Philippe Kaltenbach Rubrique

Terrasser le mensonge Le point de vue de Philippe Kaltenbach , Sénateur des Hauts-de-Seine et Maire de Clamart, paru dans le numéro 182 des Nouvelles d’Arménie Magazine


Le vote de la loi réprimant la contestation de l’existence des génocides reconnus par la loi, et donc du génocide arménien, va permettre de terrasser le mensonge. Comme l’a rappelé Bernard-Henri Levy lors des auditions que j’ai organisées au Sénat pour préparer le vote de la loi  : « La vérité a parfois besoin de ce tuteur qu’est la loi, car elle n’est pas toujours suffisamment forte pour terrasser seule le mensonge  ». 

J’ai été particulièrement ému et fier d’expliquer à la tribune du Sénat le 23 janvier pourquoi le groupe socialiste apporterait son soutien à cette proposition de loi déjà votée par l’Assemblée nationale le 22 décembre 2011. Emu car, depuis de longues années, je me suis engagé aux côtés de mes amis arméniens pour que ce génocide soit reconnu et respecté. Fier car, avec le vote de cette loi, le Parlement a montré que la France ne renierait pas ses valeurs sous la pression d’un Etat étranger aussi puissant soit-il. Ce sont la justice et l’amitié qui nous ont guidés.

La justice, car la loi de 2001 n’avait pas prévu de dispositif de sanctions contre celles et ceux qui la violeraient. Malheureusement le négationnisme a continué de se développer et est devenu de plus en plus virulent. Nos concitoyens d’origine arménienne ont le droit d’être protégés contre ces actes négationnistes, qui sont autant de coups de poignards dans leurs cœurs. Comme l’a écrit Elie Wiesel, «  tolérer le négationnisme, c’est tuer une seconde fois les victimes  ».

L’amitié, car nous avons des liens particulièrement anciens avec l’Arménie que ce génocide a indéfectiblement renforcés. Ce n’est pas un hasard si des dizaines de milliers de rescapés ont trouvé refuge en France. Ceux-ci se sont parfaitement intégrés, et ont souvent payé le prix du sang, comme le résistant Missak Manouchian, pour préserver les valeurs de respect et tolérance qui sont les nôtres. Ils ont aussi, par leur travail, contribué au développement économique de notre pays. En définitive, ils ont trouvé une seconde patrie. Leurs enfants, leurs descendants sont français, mais tous ont conservé un morceau d’Arménie au fond du cœur et cette plaie mal refermée du génocide sur laquelle les négationnistes jettent du sel par poignées.

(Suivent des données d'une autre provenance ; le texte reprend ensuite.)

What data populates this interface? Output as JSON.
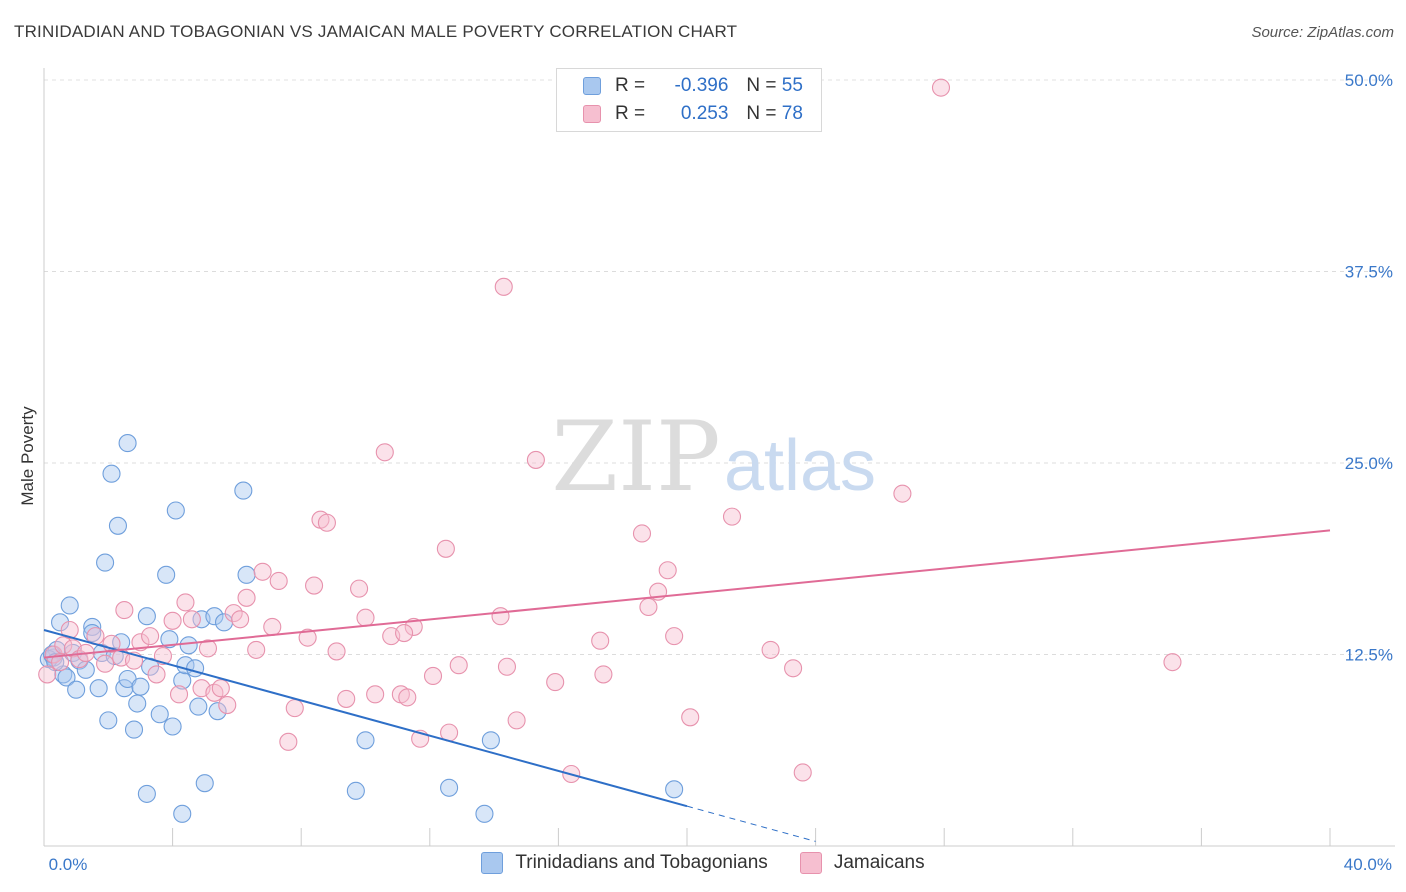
{
  "header": {
    "title": "TRINIDADIAN AND TOBAGONIAN VS JAMAICAN MALE POVERTY CORRELATION CHART",
    "source": "Source: ZipAtlas.com"
  },
  "watermark": {
    "zip": "ZIP",
    "atlas": "atlas"
  },
  "legend": {
    "r_label": "R =",
    "n_label": "N =",
    "rows": [
      {
        "r": "-0.396",
        "n": "55",
        "color": "#a9c8ef",
        "border": "#6f9fdc"
      },
      {
        "r": "0.253",
        "n": "78",
        "color": "#f6bfd0",
        "border": "#e792ad"
      }
    ]
  },
  "chart_data": {
    "type": "scatter",
    "title": "TRINIDADIAN AND TOBAGONIAN VS JAMAICAN MALE POVERTY CORRELATION CHART",
    "xlabel": "",
    "ylabel": "Male Poverty",
    "xlim": [
      0,
      40
    ],
    "ylim": [
      0,
      50
    ],
    "x_tick_labels": [
      "0.0%",
      "40.0%"
    ],
    "y_ticks": [
      12.5,
      25.0,
      37.5,
      50.0
    ],
    "y_tick_labels": [
      "12.5%",
      "25.0%",
      "37.5%",
      "50.0%"
    ],
    "grid": true,
    "legend_position": "top-center",
    "series": [
      {
        "name": "Trinidadians and Tobagonians",
        "color": "#6f9fdc",
        "fill": "#a9c8ef",
        "trend_color": "#2e6fc7",
        "trend": {
          "x0": 0,
          "y0": 14.1,
          "x1": 20,
          "y1": 2.6,
          "dashed_to_x": 24,
          "dashed_to_y": 0.3
        },
        "points": [
          [
            0.3,
            12.3
          ],
          [
            0.4,
            12.8
          ],
          [
            0.5,
            14.6
          ],
          [
            0.6,
            11.2
          ],
          [
            0.7,
            11.0
          ],
          [
            0.8,
            15.7
          ],
          [
            0.9,
            12.6
          ],
          [
            1.0,
            10.2
          ],
          [
            1.1,
            12.1
          ],
          [
            1.3,
            11.5
          ],
          [
            1.5,
            14.3
          ],
          [
            1.5,
            13.9
          ],
          [
            1.7,
            10.3
          ],
          [
            1.8,
            12.6
          ],
          [
            1.9,
            18.5
          ],
          [
            2.0,
            8.2
          ],
          [
            2.1,
            24.3
          ],
          [
            2.2,
            12.4
          ],
          [
            2.3,
            20.9
          ],
          [
            2.4,
            13.3
          ],
          [
            2.5,
            10.3
          ],
          [
            2.6,
            26.3
          ],
          [
            2.6,
            10.9
          ],
          [
            2.8,
            7.6
          ],
          [
            2.9,
            9.3
          ],
          [
            3.0,
            10.4
          ],
          [
            3.2,
            3.4
          ],
          [
            3.2,
            15.0
          ],
          [
            3.3,
            11.7
          ],
          [
            3.6,
            8.6
          ],
          [
            3.8,
            17.7
          ],
          [
            3.9,
            13.5
          ],
          [
            4.0,
            7.8
          ],
          [
            4.1,
            21.9
          ],
          [
            4.3,
            10.8
          ],
          [
            4.4,
            11.8
          ],
          [
            4.5,
            13.1
          ],
          [
            4.7,
            11.6
          ],
          [
            4.8,
            9.1
          ],
          [
            4.9,
            14.8
          ],
          [
            5.0,
            4.1
          ],
          [
            5.3,
            15.0
          ],
          [
            5.4,
            8.8
          ],
          [
            5.6,
            14.6
          ],
          [
            6.2,
            23.2
          ],
          [
            6.3,
            17.7
          ],
          [
            0.15,
            12.2
          ],
          [
            0.25,
            12.5
          ],
          [
            0.35,
            12.0
          ],
          [
            10.0,
            6.9
          ],
          [
            13.9,
            6.9
          ],
          [
            9.7,
            3.6
          ],
          [
            12.6,
            3.8
          ],
          [
            13.7,
            2.1
          ],
          [
            19.6,
            3.7
          ],
          [
            4.3,
            2.1
          ]
        ]
      },
      {
        "name": "Jamaicans",
        "color": "#e792ad",
        "fill": "#f6bfd0",
        "trend_color": "#e06b96",
        "trend": {
          "x0": 0,
          "y0": 12.3,
          "x1": 40,
          "y1": 20.6
        },
        "points": [
          [
            0.1,
            11.2
          ],
          [
            0.3,
            12.5
          ],
          [
            0.5,
            12.0
          ],
          [
            0.6,
            13.1
          ],
          [
            0.8,
            14.1
          ],
          [
            0.9,
            12.9
          ],
          [
            1.1,
            12.2
          ],
          [
            1.3,
            12.6
          ],
          [
            1.6,
            13.7
          ],
          [
            1.9,
            11.9
          ],
          [
            2.1,
            13.2
          ],
          [
            2.4,
            12.3
          ],
          [
            2.5,
            15.4
          ],
          [
            2.8,
            12.1
          ],
          [
            3.0,
            13.3
          ],
          [
            3.3,
            13.7
          ],
          [
            3.5,
            11.2
          ],
          [
            3.7,
            12.4
          ],
          [
            4.0,
            14.7
          ],
          [
            4.2,
            9.9
          ],
          [
            4.4,
            15.9
          ],
          [
            4.6,
            14.8
          ],
          [
            4.9,
            10.3
          ],
          [
            5.1,
            12.9
          ],
          [
            5.3,
            10.0
          ],
          [
            5.5,
            10.3
          ],
          [
            5.7,
            9.2
          ],
          [
            5.9,
            15.2
          ],
          [
            6.1,
            14.8
          ],
          [
            6.3,
            16.2
          ],
          [
            6.6,
            12.8
          ],
          [
            6.8,
            17.9
          ],
          [
            7.1,
            14.3
          ],
          [
            7.3,
            17.3
          ],
          [
            7.6,
            6.8
          ],
          [
            7.8,
            9.0
          ],
          [
            8.2,
            13.6
          ],
          [
            8.4,
            17.0
          ],
          [
            8.6,
            21.3
          ],
          [
            8.8,
            21.1
          ],
          [
            9.1,
            12.7
          ],
          [
            9.4,
            9.6
          ],
          [
            9.8,
            16.8
          ],
          [
            10.0,
            14.9
          ],
          [
            10.3,
            9.9
          ],
          [
            10.6,
            25.7
          ],
          [
            10.8,
            13.7
          ],
          [
            11.1,
            9.9
          ],
          [
            11.3,
            9.7
          ],
          [
            11.5,
            14.3
          ],
          [
            11.7,
            7.0
          ],
          [
            12.1,
            11.1
          ],
          [
            12.5,
            19.4
          ],
          [
            12.6,
            7.4
          ],
          [
            12.9,
            11.8
          ],
          [
            14.2,
            15.0
          ],
          [
            14.4,
            11.7
          ],
          [
            14.7,
            8.2
          ],
          [
            15.3,
            25.2
          ],
          [
            15.9,
            10.7
          ],
          [
            16.4,
            4.7
          ],
          [
            17.3,
            13.4
          ],
          [
            17.4,
            11.2
          ],
          [
            18.6,
            20.4
          ],
          [
            18.8,
            15.6
          ],
          [
            19.1,
            16.6
          ],
          [
            19.4,
            18.0
          ],
          [
            19.6,
            13.7
          ],
          [
            20.1,
            8.4
          ],
          [
            21.4,
            21.5
          ],
          [
            22.6,
            12.8
          ],
          [
            23.3,
            11.6
          ],
          [
            23.6,
            4.8
          ],
          [
            26.7,
            23.0
          ],
          [
            27.9,
            49.5
          ],
          [
            14.3,
            36.5
          ],
          [
            11.2,
            13.9
          ],
          [
            35.1,
            12.0
          ]
        ]
      }
    ]
  }
}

Notre République doit protéger tous ses enfants, quels que soient leur histoire et leur parcours. Si ces femmes et ces hommes ont décidé de lier leur avenir à celui de la France, la République doit être soucieuse de leur permettre d’honorer sereinement la mémoire de leurs ancêtres. Personne sur notre territoire ne doit pouvoir leur nier ce droit. C’est cette volonté qui animait les socialistes depuis plus de 10 ans. Je me réjouis que cette démarche ait pu être conduite à son terme et je me félicite que la majorité du groupe socialiste ait soutenu la proposition de loi comme l’avaient d’ailleurs demandé Martine Aubry et François Hollande, notre candidat.

En prenant cette décision courageuse, conforme aux valeurs humanistes de la France, la Haute Assemblée n’a pas outrepassé ses prérogatives. Elle a fait sienne cette déclaration d’Anatole France après les massacres déjà perpétrés contre les Arméniens entre 1894 et 1896  : «  Le sang des martyrs n’aura pas crié en vain. Une force est avec vous, dispersée, mais puissante, la sympathie des cœurs généreux et des nobles esprits  ». Nous nous souvenons de la tragédie du génocide des Arméniens. Si quiconque entend nier le droit aux descendants des victimes d’entretenir la mémoire de leurs morts, déjà privés de sépulture, il devra s’en expliquer devant la Justice.